National Financial Partners CEO Presents At Citi Financial Services Conference (Transcript)

National Financial Partners Corp ( NFP)

Citi Financial Services Conference

March 8, 2012, 2:45 p.m. ET


Jessica Bibliowicz - Chairman, President & Chief Executive Officer

Donna Blank - Chief Financial Officer


Unidentified Analyst


Jessica Bibliowicz

I will give you a quick introduction to the company, and hopefully, we’ll have an interesting Q&A at the end of it. So let me first walk through all the disclaimers so you guys know that everything here is on the up and up.

But first, just a very quick description of who we are as a company. NFP is a leading distributor of insurance benefits and wealth management products. We are only a distributor. We do not actually manufacture products or take any risk.

We’ve actually built the company by acquiring independent providers of these services and also through organic growth of these companies once they’re part of NFP. One of the critical founding mandates of NFP is that we are open architecture. We actually aren’t associated with any products, but we actually search the marketplace to make sure that we’re giving conflict-free advice to our clients.

We run the business in three segments.
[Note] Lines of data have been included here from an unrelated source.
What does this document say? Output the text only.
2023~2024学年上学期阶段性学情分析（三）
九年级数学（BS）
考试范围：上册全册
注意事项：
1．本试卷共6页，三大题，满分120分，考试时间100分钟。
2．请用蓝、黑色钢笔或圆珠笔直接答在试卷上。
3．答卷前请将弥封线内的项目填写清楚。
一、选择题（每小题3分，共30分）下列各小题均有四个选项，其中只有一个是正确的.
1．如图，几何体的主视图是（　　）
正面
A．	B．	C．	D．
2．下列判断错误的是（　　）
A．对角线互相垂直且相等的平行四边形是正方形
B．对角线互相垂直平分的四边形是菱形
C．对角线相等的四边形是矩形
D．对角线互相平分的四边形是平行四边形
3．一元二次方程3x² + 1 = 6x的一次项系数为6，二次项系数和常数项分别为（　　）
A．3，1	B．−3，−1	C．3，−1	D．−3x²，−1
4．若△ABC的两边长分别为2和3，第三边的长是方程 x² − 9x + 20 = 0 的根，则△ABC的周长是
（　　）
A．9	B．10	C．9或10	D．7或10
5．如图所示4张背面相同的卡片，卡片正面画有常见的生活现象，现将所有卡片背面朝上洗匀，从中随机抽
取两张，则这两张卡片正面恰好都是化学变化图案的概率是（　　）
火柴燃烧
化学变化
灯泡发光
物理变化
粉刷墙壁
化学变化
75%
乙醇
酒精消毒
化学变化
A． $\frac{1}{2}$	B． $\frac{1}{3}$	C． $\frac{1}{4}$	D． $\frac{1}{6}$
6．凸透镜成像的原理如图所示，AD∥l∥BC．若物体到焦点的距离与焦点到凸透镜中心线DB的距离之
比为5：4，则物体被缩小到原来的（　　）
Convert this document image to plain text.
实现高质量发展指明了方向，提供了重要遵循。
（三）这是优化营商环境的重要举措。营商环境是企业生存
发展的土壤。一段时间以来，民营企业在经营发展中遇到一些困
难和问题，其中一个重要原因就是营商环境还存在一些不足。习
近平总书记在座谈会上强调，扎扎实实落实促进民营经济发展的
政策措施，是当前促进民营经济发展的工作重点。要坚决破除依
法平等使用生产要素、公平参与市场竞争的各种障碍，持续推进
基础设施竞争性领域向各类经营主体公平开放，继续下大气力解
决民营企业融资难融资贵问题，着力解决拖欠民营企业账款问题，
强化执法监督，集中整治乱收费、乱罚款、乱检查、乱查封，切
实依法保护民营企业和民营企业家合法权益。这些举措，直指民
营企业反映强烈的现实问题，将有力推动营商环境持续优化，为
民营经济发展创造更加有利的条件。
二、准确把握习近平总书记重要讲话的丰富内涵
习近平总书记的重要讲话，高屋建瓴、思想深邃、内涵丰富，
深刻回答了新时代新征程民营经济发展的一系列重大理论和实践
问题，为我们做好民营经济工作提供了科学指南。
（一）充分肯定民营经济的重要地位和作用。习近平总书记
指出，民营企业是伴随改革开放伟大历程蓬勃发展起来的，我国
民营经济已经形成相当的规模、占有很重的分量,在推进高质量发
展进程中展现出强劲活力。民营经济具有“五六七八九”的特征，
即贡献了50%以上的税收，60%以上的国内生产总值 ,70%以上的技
Our largest is our Corporate Client Group where we serve corporations, particularly in the world of benefits and 401(k), property and casualty executive benefits. Our second largest segment is our Individual Client Group, which is where our wealth management and life insurance capabilities live. And then our third, smaller but growing, segment is our Advisor Services Group, which is our broker dealer and our registered investment advisor. And when you look at NFP as a company, you can see that in a lot of categories, we really kind of stand out among the crowd.

We are the eighth largest global insurance broker in the world. That’s kind of interesting because we only have businesses in the U.S. and Canada, so even though our stock will move when Greece moves, and we don’t know exactly why that correlation exists, but I think you all understand that dilemma.

We’re the fourth largest provider of executive benefits. Our broker dealer is a top-ten broker dealer. And when you open up Barons, when they talk about firms that the best wealth managers in the country, we actually do very well in those surveys as well. So a company that’s really been growing and is a consolidated company and has achieved lots of awards.

2011, I think Keith alluded to this, was a very strong year for NFP. It was the year that we really returned to acquisitions in our business and we saw very strong growth. Our overall revenue growth was 3.2% and our organic growth was 2.3%.

Our Corporate Client Group had a 3.6% growth rate. That’s organic, no acquisitions. And I think that’s pretty impressive particularly when you think about the type of economy that we’ve endured.

Our Advisor Services Group had a very strong 16% revenue growth. The only category that really has declined was the Individual Client Group, and that was driven mostly by challenges I’ll talk about in a minute in the life insurance division.

Our EBITDA grew by 8%. Our adjusted EBITDA grew by 8%. And I think very importantly, we are a strong cash flow company and we executed a very strong balance capital allocation program. We deployed $50 million of our cash towards acquisitions, which we do all in cash. And we deployed another $50 million to a successful buyback of NFP stock, which we completed in February.

Just to kind of drill down a little bit more to our three categories, as I mentioned, the Corporate Client Group is our largest. That’s about 41% of our revenues. 81% of that is in what we call our health and welfare businesses, so corporate benefits and the like. That business has grown for us significantly. At this time it’s actually been positively impacted by Healthcare Reform because there’s so much dialog around it and because of our services infrastructure, we can really help companies navigate through it.

We do look at that area closely and think about long term risks. And one of the things we really focus on in that business is making sure that we are diversifying the business that we do with our corporate clients. And most of our business is middle market, and so they really do look to us to provide a multitude of services. That’s where you’ll see 401(k), group life, group disability. And in 2011, we did a large acquisition of a P&C firm to help us diversify there as well. And where about 9% of that business is executive benefits, which is deferred compensation, disability, and the like.

The Individual Client Group actually has three kind of interesting components to it. 50% of the revenue, that’s about 34%, 35% of our business and I’ll show you in a little while that really has changed dramatically over the life of NFP. That was the core of the business. And as Keith said, that has really been a big transition for us.

50% of the revenue in there is what we would call wholesale life brokerage where agents come to us and basically execute their life insurance business. That’s – 32% of that category is retail where our agents are dealing directly with the high net worth clients. And the remainder, the 17%, the 18% is in our wealth management business, work we’re fee-based advisors. And that business has grown very successfully for us. But the most stressed part of that category and frankly of the company has been the significant clients in very high end life insurance sales.